Sears Holdings Corp. officially filed for chapter 11 bankruptcy protection on Monday, and while that news wasn’t entirely unexpected, clearly there’s much more at stake beyond an iconic American retailer’s fight for survival. There’s significant impacts for the retail sector to consider, as well as the overall commercial real estate industry.
A report by CBRE shows the bankruptcy affects roughly 380 Sears stores and 342 Kmart locations (prior to closings) across the U.S., Puerto Rico, and Virgin Islands, totaling an estimated 100 million square feet of owned and leased real estate.

Sears, which lined up $1.875 billion in bankruptcy financing for existing loans and to fund stores during bankruptcy, believes it can reorganize around roughly 300 profitable stores. Still, the retailer indicated it plans to close 142 stores, leaving it with roughly 580 stores.
CBRE’s Global Head of Retail Research Melina Cordero says, “While this event long has been anticipated, backfilling department-store real estate always is challenging. Sears’ bankruptcy will hasten the evolution of many malls into centers with a bit less retail but more of other uses such as apartments, hotels, restaurants, offices, distribution and entertainment.”

Perhaps, that’s where the silver lining may be revealed in the opportunities that savvy mall owners uncover. CBRE notes mall owners have anticipated Sears’ potential closure for several years, and have made contingency plans that could mitigate the increased supply of available space.
In fact, Kimco Realty Corp. indicates that it expects to benefit from considerable mark-to-market and long-term redevelopment opportunities as a result of Sears’ bankruptcy filing.

Kimco’s Conor Flynn says, “Today’s announcement may afford us the long-awaited opportunity to recapture boxes with significant mark-to-market potential in our core markets, and sparks several new redevelopment opportunities within our portfolio. Given the highly favorable demographics of these locations, along with the continued demand for well-located, high-quality real estate, we expect to build on our past success in creating value by re-tenanting and redeveloping these below-market anchor spaces and activating underutilized parking fields.”

CBRE notes the bankruptcy process considerations include:
• ESL Investments’ initial bid for “a large portion” of Sears’ stores likely to be required to go through auction process.
• Ramifications of Sears closures for co-tenancy, or “kickout” clauses, is anticipated to be minimal.
• Mall or strip center owners facing the imminent shuttering of a Sears or Kmart face a protracted recovery process.
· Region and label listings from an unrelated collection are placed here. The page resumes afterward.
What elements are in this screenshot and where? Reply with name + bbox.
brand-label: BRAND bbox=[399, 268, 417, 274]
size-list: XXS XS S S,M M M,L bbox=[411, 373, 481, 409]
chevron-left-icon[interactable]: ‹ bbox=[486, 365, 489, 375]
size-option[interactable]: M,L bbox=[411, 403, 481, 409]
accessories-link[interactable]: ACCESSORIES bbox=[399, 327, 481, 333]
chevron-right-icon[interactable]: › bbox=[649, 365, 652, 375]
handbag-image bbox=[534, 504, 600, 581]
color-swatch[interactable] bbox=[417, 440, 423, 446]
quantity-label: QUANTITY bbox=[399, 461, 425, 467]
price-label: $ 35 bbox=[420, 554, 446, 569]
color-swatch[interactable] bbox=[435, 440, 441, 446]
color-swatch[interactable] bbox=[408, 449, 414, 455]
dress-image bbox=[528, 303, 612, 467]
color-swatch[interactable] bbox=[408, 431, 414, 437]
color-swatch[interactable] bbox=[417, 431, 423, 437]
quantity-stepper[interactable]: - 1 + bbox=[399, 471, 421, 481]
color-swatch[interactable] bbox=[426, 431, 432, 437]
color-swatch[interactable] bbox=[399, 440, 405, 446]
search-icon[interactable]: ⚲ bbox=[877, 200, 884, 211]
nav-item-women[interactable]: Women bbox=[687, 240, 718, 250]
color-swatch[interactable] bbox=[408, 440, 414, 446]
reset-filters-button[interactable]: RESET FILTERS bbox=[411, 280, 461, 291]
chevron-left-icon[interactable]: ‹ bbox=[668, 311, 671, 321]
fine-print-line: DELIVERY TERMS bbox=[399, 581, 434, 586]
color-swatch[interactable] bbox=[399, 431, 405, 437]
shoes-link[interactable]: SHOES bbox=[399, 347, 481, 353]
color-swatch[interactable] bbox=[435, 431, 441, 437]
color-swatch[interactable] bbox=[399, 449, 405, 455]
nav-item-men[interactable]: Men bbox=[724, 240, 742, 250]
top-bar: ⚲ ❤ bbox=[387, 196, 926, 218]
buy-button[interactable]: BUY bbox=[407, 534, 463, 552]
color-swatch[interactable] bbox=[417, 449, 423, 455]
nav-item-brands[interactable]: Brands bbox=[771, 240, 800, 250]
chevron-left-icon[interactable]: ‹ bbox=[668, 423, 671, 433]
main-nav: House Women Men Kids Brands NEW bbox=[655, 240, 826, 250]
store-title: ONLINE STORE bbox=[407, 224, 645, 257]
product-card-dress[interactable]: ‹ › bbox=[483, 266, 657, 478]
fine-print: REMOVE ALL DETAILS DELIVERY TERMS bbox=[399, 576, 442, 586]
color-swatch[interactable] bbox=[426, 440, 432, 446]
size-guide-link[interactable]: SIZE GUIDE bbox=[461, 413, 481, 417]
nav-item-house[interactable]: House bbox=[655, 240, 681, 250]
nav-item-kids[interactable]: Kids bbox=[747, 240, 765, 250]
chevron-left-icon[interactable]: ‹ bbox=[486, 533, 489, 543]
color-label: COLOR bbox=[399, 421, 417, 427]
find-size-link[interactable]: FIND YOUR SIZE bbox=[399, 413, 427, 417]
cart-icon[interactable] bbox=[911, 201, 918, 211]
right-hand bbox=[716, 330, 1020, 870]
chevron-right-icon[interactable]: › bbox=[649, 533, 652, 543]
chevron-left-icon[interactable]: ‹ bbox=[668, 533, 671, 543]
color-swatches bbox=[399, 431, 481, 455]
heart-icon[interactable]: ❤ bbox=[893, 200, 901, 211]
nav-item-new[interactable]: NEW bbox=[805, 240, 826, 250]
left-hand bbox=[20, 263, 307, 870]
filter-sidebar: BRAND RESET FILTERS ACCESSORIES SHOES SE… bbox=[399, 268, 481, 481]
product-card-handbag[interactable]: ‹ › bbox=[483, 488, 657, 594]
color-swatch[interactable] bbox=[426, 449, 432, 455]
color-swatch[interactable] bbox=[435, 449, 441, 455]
It often takes 18 to 36 months to backfill a typical department store, but the complexity of this bankruptcy filing will make this less than typical.
• The vast majority of Sears stores (>87% of boxes) are in regional malls.
• Most Kmart stores are in strip centers or stand-alone locations.
• Possibilities for replacement tenants include clusters of retailers or restaurants, apartments, hotels, entertainment venues and nontraditional mall retailers such as grocers, health-care providers and educational users.